Training Spot Instance: meaning of parameters max_run and max_wait

Hi,

in the notebook sagemaker >> 05_spot_instances >> sagemaker-notebook.ipynb, we need to setup the parameters max_run and max_wait as said in the Hugging Face doc Spot instances.

However, there is no explanation about their meaning.

I searched more information the AWS SageMaker doc and found the parameters MaxRuntimeInSeconds and MaxWaitTimeInSeconds:

  • MaxRuntimeInSeconds: The maximum length of time, in seconds, that a training or compilation job can run.
  • MaxWaitTimeInSeconds: The maximum length of time, in seconds, that a managed Spot training job has to complete. It is the amount of time spent waiting for Spot capacity plus the amount of time the job can run. It must be equal to or greater than MaxRuntimeInSeconds . If the job does not complete during this time, Amazon SageMaker ends the job.

I guess that:

  • max_run = MaxRuntimeInSeconds
  • max_wait = MaxWaitTimeInSeconds

max_run

My question is: about max_run and in the case of the training of a Hugging Face model with Trainer(), what is a “training or compilation job”?
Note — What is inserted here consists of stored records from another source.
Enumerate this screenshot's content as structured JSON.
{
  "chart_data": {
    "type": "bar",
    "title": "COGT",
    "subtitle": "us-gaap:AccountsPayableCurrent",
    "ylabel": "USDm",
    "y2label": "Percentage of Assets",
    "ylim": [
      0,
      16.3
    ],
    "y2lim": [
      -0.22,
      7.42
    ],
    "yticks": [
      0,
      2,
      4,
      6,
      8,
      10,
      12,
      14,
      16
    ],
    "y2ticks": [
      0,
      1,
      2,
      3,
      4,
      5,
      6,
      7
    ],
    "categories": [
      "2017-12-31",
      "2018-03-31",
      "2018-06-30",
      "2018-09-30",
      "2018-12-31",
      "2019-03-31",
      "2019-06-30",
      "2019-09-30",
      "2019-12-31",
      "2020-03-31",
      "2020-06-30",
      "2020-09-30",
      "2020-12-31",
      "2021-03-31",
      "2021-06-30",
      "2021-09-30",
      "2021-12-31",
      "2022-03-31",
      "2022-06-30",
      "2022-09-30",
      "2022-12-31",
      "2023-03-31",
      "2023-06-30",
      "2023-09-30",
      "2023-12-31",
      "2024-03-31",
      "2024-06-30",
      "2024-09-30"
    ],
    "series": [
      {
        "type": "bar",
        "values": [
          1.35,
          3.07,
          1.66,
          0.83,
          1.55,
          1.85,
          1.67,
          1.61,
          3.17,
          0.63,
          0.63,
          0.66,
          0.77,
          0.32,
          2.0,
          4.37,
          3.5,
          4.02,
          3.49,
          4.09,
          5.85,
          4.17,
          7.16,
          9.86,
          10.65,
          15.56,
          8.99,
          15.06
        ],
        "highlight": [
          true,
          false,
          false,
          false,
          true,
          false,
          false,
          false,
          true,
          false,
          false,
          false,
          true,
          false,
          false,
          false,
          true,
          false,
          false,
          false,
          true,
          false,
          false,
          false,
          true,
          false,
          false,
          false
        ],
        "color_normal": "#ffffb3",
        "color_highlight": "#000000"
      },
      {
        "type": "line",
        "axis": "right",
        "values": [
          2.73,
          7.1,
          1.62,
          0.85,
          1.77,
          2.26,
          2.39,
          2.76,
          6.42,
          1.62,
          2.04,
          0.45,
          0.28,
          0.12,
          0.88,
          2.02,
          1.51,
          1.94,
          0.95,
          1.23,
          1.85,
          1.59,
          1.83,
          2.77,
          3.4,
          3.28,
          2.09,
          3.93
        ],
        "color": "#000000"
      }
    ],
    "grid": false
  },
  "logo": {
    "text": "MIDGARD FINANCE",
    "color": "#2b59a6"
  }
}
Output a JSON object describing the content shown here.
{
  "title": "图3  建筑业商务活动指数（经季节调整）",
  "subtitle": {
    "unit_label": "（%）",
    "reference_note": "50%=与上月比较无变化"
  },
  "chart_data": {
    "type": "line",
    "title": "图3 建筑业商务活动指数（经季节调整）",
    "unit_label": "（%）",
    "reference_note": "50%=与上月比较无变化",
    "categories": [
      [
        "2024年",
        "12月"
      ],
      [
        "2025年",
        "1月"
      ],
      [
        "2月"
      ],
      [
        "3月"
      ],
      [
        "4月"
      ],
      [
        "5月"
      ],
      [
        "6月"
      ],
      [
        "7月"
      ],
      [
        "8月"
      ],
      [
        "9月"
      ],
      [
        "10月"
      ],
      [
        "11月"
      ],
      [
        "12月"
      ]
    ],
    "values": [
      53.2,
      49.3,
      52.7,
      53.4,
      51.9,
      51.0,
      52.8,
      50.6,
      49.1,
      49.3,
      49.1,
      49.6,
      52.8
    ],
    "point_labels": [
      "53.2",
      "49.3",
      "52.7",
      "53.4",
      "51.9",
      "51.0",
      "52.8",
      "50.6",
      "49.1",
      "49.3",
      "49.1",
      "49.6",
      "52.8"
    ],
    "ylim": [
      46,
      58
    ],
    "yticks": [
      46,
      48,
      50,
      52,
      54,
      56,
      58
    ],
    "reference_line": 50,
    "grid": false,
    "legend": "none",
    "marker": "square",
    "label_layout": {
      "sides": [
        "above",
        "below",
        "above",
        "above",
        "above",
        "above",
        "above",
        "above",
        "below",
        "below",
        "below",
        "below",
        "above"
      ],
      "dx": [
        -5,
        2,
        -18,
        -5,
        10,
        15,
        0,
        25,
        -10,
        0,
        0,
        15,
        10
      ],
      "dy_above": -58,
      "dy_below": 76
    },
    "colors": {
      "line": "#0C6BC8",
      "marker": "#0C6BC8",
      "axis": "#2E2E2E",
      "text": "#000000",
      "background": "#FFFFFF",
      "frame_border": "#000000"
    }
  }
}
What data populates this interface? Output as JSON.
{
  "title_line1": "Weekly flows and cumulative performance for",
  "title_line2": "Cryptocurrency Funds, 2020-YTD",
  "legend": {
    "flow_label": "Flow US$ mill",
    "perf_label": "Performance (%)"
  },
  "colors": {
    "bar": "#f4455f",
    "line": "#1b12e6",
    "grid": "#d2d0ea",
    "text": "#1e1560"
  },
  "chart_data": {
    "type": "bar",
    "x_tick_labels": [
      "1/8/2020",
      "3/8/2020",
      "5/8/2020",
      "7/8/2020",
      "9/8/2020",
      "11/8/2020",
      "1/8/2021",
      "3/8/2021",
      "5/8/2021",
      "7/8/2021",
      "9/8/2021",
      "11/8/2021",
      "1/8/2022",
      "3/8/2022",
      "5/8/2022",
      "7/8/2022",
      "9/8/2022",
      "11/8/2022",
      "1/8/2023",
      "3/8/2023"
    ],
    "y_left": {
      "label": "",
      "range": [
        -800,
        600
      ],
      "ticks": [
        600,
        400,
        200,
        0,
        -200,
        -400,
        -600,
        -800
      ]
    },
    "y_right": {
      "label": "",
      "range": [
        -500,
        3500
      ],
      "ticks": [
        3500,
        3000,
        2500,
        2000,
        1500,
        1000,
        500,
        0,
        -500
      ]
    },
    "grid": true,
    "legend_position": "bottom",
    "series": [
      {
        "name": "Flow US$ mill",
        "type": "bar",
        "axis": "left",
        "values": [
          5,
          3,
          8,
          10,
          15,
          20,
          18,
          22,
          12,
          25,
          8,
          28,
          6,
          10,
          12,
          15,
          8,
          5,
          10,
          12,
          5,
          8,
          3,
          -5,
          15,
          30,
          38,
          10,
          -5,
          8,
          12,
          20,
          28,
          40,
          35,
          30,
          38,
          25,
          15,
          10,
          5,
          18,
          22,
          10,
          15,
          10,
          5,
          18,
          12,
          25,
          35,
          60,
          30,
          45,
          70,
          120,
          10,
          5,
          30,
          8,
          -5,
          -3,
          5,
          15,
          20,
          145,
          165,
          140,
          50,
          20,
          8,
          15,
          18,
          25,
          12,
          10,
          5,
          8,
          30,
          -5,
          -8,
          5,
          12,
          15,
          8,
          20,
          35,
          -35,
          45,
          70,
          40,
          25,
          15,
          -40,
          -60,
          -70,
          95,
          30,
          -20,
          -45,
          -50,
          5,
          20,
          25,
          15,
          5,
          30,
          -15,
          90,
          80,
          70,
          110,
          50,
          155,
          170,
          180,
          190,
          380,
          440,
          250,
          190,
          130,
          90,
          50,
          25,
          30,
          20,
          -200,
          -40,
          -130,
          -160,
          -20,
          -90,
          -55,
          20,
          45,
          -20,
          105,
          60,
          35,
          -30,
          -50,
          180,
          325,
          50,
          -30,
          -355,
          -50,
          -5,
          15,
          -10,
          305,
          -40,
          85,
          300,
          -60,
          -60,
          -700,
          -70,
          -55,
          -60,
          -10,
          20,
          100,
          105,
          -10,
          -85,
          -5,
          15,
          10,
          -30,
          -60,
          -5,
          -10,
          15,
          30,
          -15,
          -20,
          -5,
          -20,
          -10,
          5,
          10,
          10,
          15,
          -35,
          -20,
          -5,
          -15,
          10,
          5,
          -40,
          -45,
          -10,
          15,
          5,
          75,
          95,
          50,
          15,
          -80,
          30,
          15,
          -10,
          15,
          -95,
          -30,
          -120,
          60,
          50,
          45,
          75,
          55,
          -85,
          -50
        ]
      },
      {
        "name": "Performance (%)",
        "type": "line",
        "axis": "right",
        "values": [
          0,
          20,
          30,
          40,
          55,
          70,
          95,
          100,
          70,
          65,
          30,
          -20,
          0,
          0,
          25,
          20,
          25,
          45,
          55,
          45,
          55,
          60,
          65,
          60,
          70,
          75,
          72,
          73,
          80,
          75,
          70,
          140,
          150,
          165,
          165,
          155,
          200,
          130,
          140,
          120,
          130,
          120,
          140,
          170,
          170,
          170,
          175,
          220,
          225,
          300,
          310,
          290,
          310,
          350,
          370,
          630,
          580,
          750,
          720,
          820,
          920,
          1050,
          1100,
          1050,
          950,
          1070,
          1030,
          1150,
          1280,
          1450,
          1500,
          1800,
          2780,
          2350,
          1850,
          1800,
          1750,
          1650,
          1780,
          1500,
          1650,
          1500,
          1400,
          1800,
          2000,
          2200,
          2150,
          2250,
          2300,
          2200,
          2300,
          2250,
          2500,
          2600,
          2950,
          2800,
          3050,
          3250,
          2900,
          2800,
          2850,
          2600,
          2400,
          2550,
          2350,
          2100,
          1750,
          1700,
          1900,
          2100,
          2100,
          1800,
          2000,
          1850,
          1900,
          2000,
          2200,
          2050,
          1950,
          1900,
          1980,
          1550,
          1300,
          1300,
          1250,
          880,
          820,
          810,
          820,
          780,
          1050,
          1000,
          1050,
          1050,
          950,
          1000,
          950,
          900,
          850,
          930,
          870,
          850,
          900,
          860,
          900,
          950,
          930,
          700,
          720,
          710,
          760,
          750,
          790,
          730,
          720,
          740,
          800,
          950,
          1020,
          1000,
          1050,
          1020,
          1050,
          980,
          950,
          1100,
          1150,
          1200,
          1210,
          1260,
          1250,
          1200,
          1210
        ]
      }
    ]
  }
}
  1. Is it the whole training job from the first step to the final one (ie, all the epochs)?
  2. Is it the training job by checkpoint (by epoch or by the number of defined steps) and separately, the evaluation job at the end of each checkpoint?

max_wait

My question is: about max_wait and in the case of the training of a Hugging Face model with Trainer(), what is a “managed Spot training job”?

  1. (same question 1 as for max_run) whole training job?
  2. (same question 2 as for max_run) training job by checkpoint?

cc @philschmid